I can't believe the amount of attention the paper by Martin Nowak, Corina Tarnita and Edward O. Wilson [1] has gotten. It was in last week's Nature. The basic idea was that the evolution of eusociality in insects could be explained in a different way that the usual explanation, which involves calculating the relatedness of worker insects to their reproductive siblings. Eusociality has been one of the most visible applications of inclusive fitness theory -- that is, the observation that the fitness of a gene that alters behavior may be calculated in terms of its effects on the reproduction and survival of relatives. The paper notes that some aspects of eusociality are not well explained in terms of relatedness, and derives an alternative explanation.
The weird part of the paper is the way it describes inclusive fitness as some kind of theoretical afterthought, useful only as an ad hoc explanation for eusocial insects. It contrasts the inclusive fitness concept with "standard natural selection" as if it were possible for organisms to erase the fact that they're related to each other! And the authors imply that they have fatally damaged the concept of kin selection.
It's so contrary to evolutionary theory, that I thought maybe I was missing something. But I've been spending time on another problem this week and haven't had time to follow it up.
Fortunately, Jerry Coyne and Richard Dawkins have both given the paper some attention, and written notes and reactions to it. First Coyne ("A misguided attack on kin selection") reminds us of why kin selection has been such a successful part of "standard" evolutionary theory for the past fifty years.
Sex ratio theory, in which mothers produce different proportions of males and females, has been a particularly fruitful area for applying inclusive fitness theory. So has “altruism”—suicidal honeybees are just one example. And so are parental care and aspects thereof, especially parent-offspring conflict, a field brought to life by Bob Trivers using inclusive fitness theory. How else can you explain weaning conflict except by a conflict between the mother’s genetic welfare and that of her offspring?
I’m baffled not only by Nowak et al.’s apparent and willful ignorance of the literature, but by statements that are just wrong. They flatly assert, for instance, that “inclusive fitness theory” is something different from “standard natural selection theory.” But it’s not: it’s simply a natural extension of population genetics to the situation in which one’s behavior affects related individuals.
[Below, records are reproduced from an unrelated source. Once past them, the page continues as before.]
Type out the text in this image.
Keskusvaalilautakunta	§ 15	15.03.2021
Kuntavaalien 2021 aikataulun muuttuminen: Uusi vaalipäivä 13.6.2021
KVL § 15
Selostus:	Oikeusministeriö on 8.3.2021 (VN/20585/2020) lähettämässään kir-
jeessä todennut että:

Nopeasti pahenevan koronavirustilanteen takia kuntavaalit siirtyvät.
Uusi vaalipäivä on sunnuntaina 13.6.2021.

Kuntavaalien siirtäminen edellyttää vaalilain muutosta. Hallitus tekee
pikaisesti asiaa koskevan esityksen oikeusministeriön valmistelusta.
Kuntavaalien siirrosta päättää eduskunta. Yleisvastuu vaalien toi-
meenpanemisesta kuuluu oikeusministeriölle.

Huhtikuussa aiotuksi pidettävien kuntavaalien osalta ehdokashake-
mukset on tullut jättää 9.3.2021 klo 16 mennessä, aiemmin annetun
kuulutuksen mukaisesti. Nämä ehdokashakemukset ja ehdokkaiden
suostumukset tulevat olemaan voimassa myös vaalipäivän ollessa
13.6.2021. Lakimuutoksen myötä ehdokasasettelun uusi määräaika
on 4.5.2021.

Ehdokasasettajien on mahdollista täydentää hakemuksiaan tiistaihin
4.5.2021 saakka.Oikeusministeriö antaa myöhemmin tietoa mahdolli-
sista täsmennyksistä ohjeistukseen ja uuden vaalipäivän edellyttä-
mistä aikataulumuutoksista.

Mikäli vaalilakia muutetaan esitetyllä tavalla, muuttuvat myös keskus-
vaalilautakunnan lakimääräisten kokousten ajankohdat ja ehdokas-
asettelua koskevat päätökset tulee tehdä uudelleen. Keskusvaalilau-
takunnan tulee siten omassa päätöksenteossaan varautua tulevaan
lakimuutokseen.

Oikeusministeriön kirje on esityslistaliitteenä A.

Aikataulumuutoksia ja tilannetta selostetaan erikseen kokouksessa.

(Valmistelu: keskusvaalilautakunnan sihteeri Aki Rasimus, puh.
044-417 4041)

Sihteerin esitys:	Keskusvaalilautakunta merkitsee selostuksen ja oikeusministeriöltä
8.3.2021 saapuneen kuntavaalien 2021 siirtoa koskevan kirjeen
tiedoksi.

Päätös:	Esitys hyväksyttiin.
Richard Dawkins has also posted notes about the paper:
Kin selection is not a subset of group selection, it is a logical consequence of gene selection. And gene selection is (everything that Nowak et al ought to mean by) 'standard natural selection' theory: has been ever since the neo-Darwinian synthesis of the 1930s. Inclusive fitness theory is not some kind of supernumerary excrescence, to be 'resorted to' only if 'standard natural selection theory' is found wanting (Misunderstanding One). On the contrary, inclusive fitness theory is one way of expressing what was logically inherent in the synthesis ever since Fisher and Haldane, but had been largely overlooked because people (with the exception of those two geniuses) didn't think about collateral kin.
Yes, unless they're going to repeal the Price equation, they'll have to rely on relatedness to explain those phenotypes that never occur in reproductive individuals. As Dawkins puts it, "You have to talk about shared genes in individuals, with conditional phenotypic expression."